One of the most rewarding aspects of being a hiring manager or a recruiter is finding a fantastic candidate and hearing the excitement in their voice when you call them to make the job offer. However, despite feeling like you’ve got it all right, there is still a chance that it could all go wrong.
Once a candidate has accepted the job offer, it is not uncommon for them to receive a counteroffer from their current employer. In this article, we’re going to discuss why some candidates accept counteroffers and explore some of the steps you can take to avoid finding yourself in a counteroffer situation.
A few counteroffer statistics
As a hiring manager, if you’ve never found yourself in a counteroffer situation, then you’re one of the lucky ones. Counteroffers are surprisingly common, with surveys suggesting that around 50% of candidates that resign are counteroffered by their current employer.
However, while the lure of more pay for doing a job that the candidate already knows can be strong, the truth is that accepting a counteroffer rarely ends well.
According to research from one software recruiter:
- Around 80% of candidates who accept a counteroffer from their current employer leave within six months
- 90% of candidates who accept a counteroffer leave within 12 months
- 50% of candidates who accept a counteroffer from their current employer are back on the job market after two months
Why do candidates accept counteroffers?
Given those statistics, you’d think candidates would steer well clear of counteroffers from their current employers, but the statistics say that counteroffers are accepted 57% of the time. But why?
At the time, accepting a counteroffer can seem like an easy option. After all, the candidate won’t have to get used to the working methods of another company or build relationships with new colleagues and managers. As they already know and are used to their current role, the thought of staying in it for more money can seem quite attractive.
However, as the statistics show, it rarely ends well. Often candidates who accept a counteroffer find that their standing within the company has been diminished. Questions about their loyalty and commitment arise, which can mean they’re overlooked for a promotion. All the reasons why the candidate wanted to leave in the first place also remain, and if anything, their diminished standing in the company and the damaged employer relationship make their day-to-day reality worse.
What can you do as an employer to avoid a counteroffer situation?
1. Determine a candidate’s reasons for leaving
To mitigate the chance of a counteroffer situation arising, it’s important to ask the candidate direct questions about why they want to leave before it gets to the interview stage. At PER, we conduct a video interview with every candidate before recommending them to our clients for exactly this reason.

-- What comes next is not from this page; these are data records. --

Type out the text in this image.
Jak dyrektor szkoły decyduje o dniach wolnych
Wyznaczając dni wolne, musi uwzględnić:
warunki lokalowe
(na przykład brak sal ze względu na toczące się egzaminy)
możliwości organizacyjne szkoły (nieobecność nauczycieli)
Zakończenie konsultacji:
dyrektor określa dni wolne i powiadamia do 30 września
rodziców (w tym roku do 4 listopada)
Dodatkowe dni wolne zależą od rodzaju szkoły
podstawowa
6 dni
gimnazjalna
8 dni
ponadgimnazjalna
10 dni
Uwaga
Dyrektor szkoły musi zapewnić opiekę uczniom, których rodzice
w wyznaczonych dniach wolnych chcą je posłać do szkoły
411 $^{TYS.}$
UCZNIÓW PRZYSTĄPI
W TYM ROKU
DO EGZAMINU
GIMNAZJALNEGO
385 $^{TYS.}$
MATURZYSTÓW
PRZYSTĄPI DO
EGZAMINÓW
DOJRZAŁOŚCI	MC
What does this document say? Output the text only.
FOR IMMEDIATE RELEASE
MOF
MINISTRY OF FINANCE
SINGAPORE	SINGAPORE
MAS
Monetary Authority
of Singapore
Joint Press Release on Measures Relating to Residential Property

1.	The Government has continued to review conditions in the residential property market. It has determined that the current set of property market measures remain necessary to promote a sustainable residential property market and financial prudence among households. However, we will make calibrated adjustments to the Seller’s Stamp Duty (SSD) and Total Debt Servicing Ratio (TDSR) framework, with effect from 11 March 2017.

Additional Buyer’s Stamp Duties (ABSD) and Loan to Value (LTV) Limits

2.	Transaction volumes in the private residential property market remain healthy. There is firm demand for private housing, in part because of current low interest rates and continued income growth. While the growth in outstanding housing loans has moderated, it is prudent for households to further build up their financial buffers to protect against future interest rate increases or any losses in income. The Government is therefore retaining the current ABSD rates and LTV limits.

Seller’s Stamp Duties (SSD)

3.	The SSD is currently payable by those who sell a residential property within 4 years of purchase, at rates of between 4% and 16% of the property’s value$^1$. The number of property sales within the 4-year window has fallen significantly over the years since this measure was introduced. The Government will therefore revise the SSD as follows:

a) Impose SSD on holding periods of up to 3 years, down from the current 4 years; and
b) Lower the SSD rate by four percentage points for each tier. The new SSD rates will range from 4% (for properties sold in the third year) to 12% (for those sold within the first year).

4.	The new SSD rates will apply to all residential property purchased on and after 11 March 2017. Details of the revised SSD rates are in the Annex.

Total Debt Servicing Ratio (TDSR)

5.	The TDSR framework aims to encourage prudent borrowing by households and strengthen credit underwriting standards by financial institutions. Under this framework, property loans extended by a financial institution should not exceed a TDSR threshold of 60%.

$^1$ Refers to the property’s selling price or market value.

A potential red flag would be anything along the lines of, “I like the job and my boss is fine but I really want more money”. We would then ask what sort of action they’d take if they were offered more money to stay. Depending on their answer, we may decide to focus on other candidates.
2. Keep in contact throughout the process
As a prospective employer, you should keep in touch with your new hire between the job offer and their first day. With notice periods potentially extending beyond three months, there’s plenty of time for the enthusiasm and excitement to wane and the fear of the unknown to kick in. This delay also gives the current employer time to reconsider the candidate’s value to the company.
Staying in touch helps to maintain the momentum and keep the candidate’s thoughts fixed firmly on the new role.
3. Invite them in
Once a job offer has been accepted, invite the candidate to your workplace to meet their new team, their boss and other important colleagues. People buy into people, so giving them a chance to meet and interact with key personnel at an early stage will help to get them through the door.
Use a recruiter
Specialist recruiters like PER understand the way the industries they serve work and even how certain employers operate. We know who has a pattern of making counteroffers and for what positions. We also know what form those counteroffers typically take.
Our recruitment consultants also qualify every candidate’s job search motivations before introducing them to potential new employers. That means candidates who want to use a job offer as a bargaining tool don’t make it onto the shortlist and you don’t get dragged into a bidding war.
Hiring the best candidate every time
With employers seriously concerned about the availability of skills in the power electronics, SMPS, UPS, power semiconductors, semiconductors and RF sectors, counteroffers will always have their place. However, working with a specialist recruiter like PER International will help to mitigate the impact they have on your business.